History enthusiasts are being given online tools to discover the stories behind local war graves and memorials as the country prepares to mark Remembrance Sunday under coronavirus lockdown.
With strict restrictions on travel, the Commonwealth War Graves Commission (CWGC) is encouraging the public to take a virtual exploration of the world war heritage on their doorstep.
In the UK there are more than 12,500 war grave sites maintained by CWGC, covering large memorials, churchyards and burial grounds.
A new website, www.cwgc.org/exploreGB, allows people to search for sites in their local area and read about their history and the people laid to rest there.
Below is a list of some the CWGC’s sites of commemoration.
People are warned travel to sites may not be advisable under coronavirus restrictions and are urged to follow local Covid-19 related rules.
– Chester (Blacon) Cemetery
Blacon Avenue, Chester, Cheshire
Among the 557 commemorated there include RAF airmen and Polish servicemen from the numerous Polish hospitals and camps that were in the area.
– Liverpool Naval Memorial
Mersey River Front at the Pier Head, Liverpool
More than 13,000 seamen agreed to serve with the Royal Navy during the war in various types of auxiliary vessels, in armed merchant cruisers, armed boarding vessels, cable ships, rescue tugs, and others on special service.

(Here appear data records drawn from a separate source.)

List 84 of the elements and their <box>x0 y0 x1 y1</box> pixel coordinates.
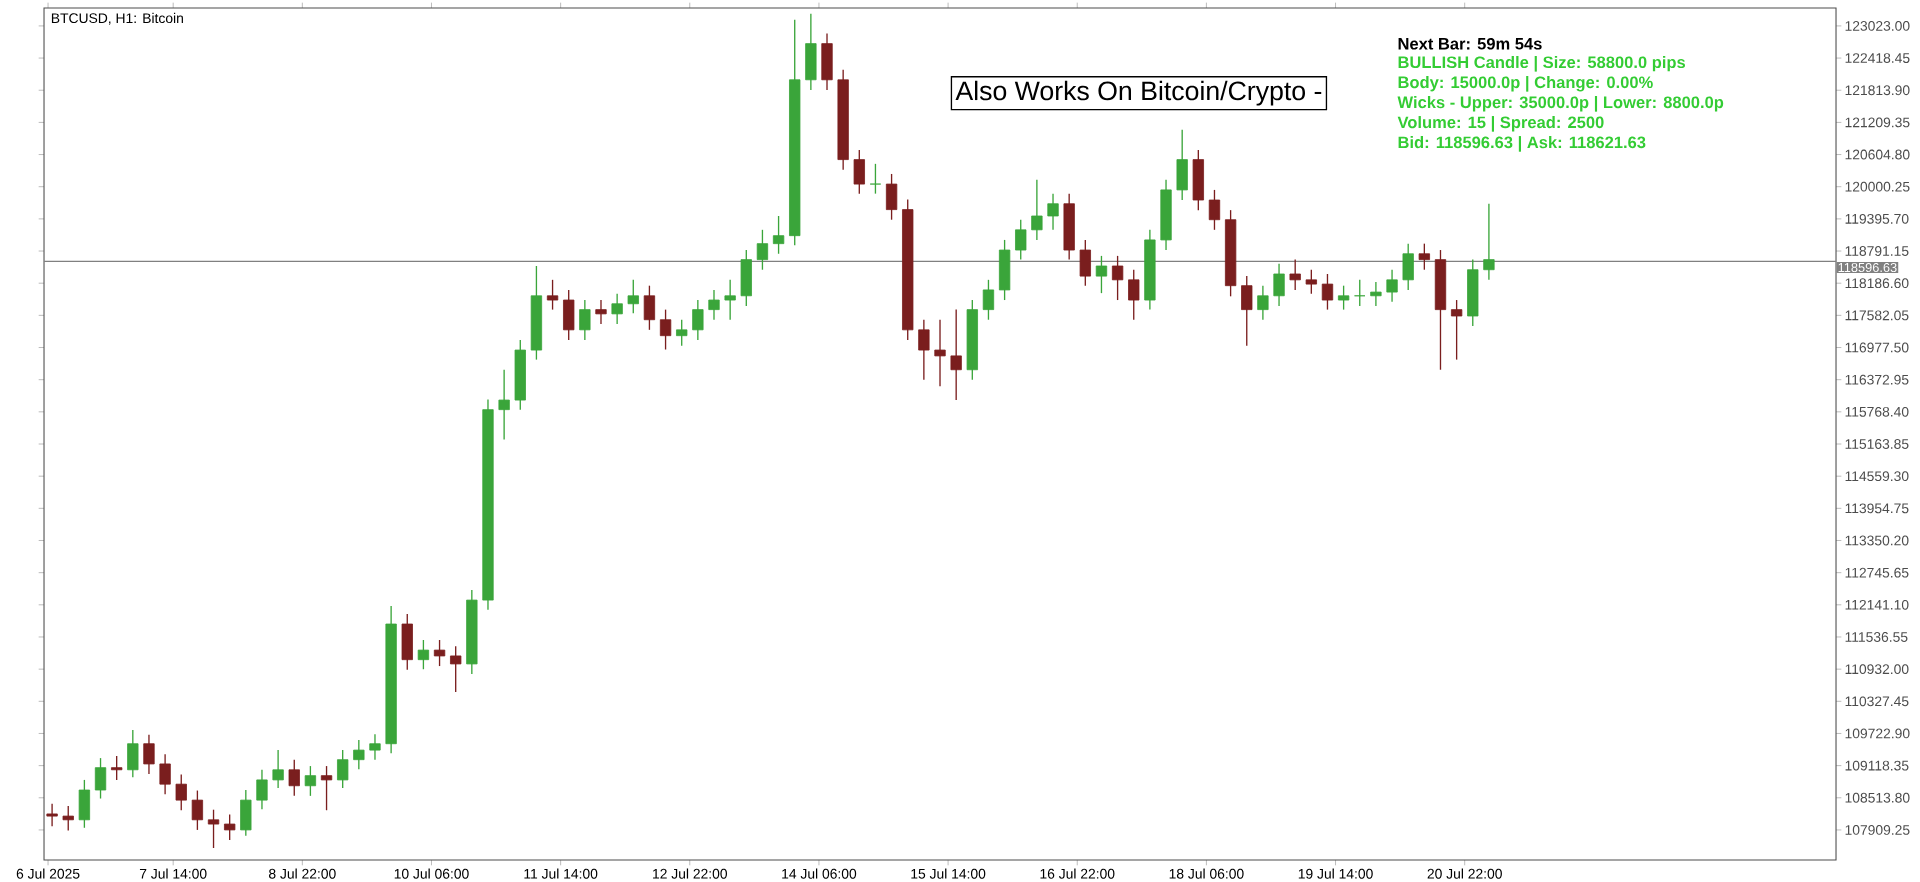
candlestick <box>1257 285 1269 321</box>
candlestick <box>1128 269 1140 321</box>
candlestick <box>304 765 317 797</box>
candlestick <box>595 299 607 325</box>
candlestick <box>191 789 204 831</box>
candlestick <box>450 645 462 693</box>
candlestick <box>240 789 252 837</box>
candlestick <box>288 759 300 797</box>
candlestick <box>1241 275 1253 347</box>
candlestick <box>1047 192 1059 231</box>
candlestick <box>224 813 236 841</box>
candlestick <box>46 803 58 827</box>
candlestick <box>692 299 704 341</box>
annotation: Body: 15000.0p | Change: 0.00% <box>1398 76 1653 92</box>
candlestick <box>111 755 123 781</box>
annotation: Next Bar: 59m 54s <box>1398 37 1542 50</box>
candlestick <box>869 163 882 195</box>
candlestick <box>1467 258 1479 327</box>
candlestick <box>175 773 187 811</box>
candlestick <box>643 285 656 331</box>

– Perth (Jeanfield and Wellshill) Cemetery
Jeanfield Road, Perth, Scotland
During the war this site was one of those selected for use as a Polish cemetery when Scotland became the base for the Polish Armed Forces in the UK. This is at the southern end of the site’s Jeanfield Division and contains over 350 burials.
– Sutton Veny (St John) Churchyard
Sutton Veny, near Warminster, Wiltshire
Many who died in training or of illness lie at rest in this CWGC plot at St John’s Church in Sutton Veny.
– Burbage (Christ Church) Churchyard
Pictured is the grave of Sapper John Henry Thorpe of the Royal Engineers, who died aged 46 in 1921.
– Newlands Churchyard
Little Town, Cumbria
– Portsmouth Naval Memorial
Southsea Common, Portsmouth
It commemorates around 10,000 sailors of the First World War and almost 15,000 of the Second World War.
– Cottesmore (St Nicholas) Churchyard Extension
Reverend Edward Guilford, wartime rector of neighbouring St Nicholas’ Church wanted all Commonwealth service personnel to feel part of his parish, with land set aside for the graves of airmen from England, Scotland, Wales, Canada, Australia, New Zealand, and South Africa.
Others buried there were from what was Southern Rhodesia, Newfoundland, India, one who was domiciled in Chile, and a citizen of the United States who was serving in the Royal Canadian Air Force.
– Lowestoft Naval Memorial
Yarmouth Road, Lowestoft
– Cambridge City Cemetery
Newmarket Road, Cambridge
Many of those commemorated at this Cambridge site served in Bomber Command and the average age of the men here is just 22 years old.
– Plymouth Efford Cemetery
Efford Road, Plymouth
The port city has served as a gateway to the world across the sea, and its global history can be seen in the national emblems on the Commonwealth war graves in its Efford Cemetery.
– Patcham Down Memorial
South Downs, north of Brighton
These soldiers had all been transferred to hospital in Brighton after fighting on the Western Front in 1914 or 1915.
The inscription on the memorial, which is written in Hindi, Punjabi and English, reads: “In honour of these soldiers of the Indian Army whose mortal remains were committed to fire.”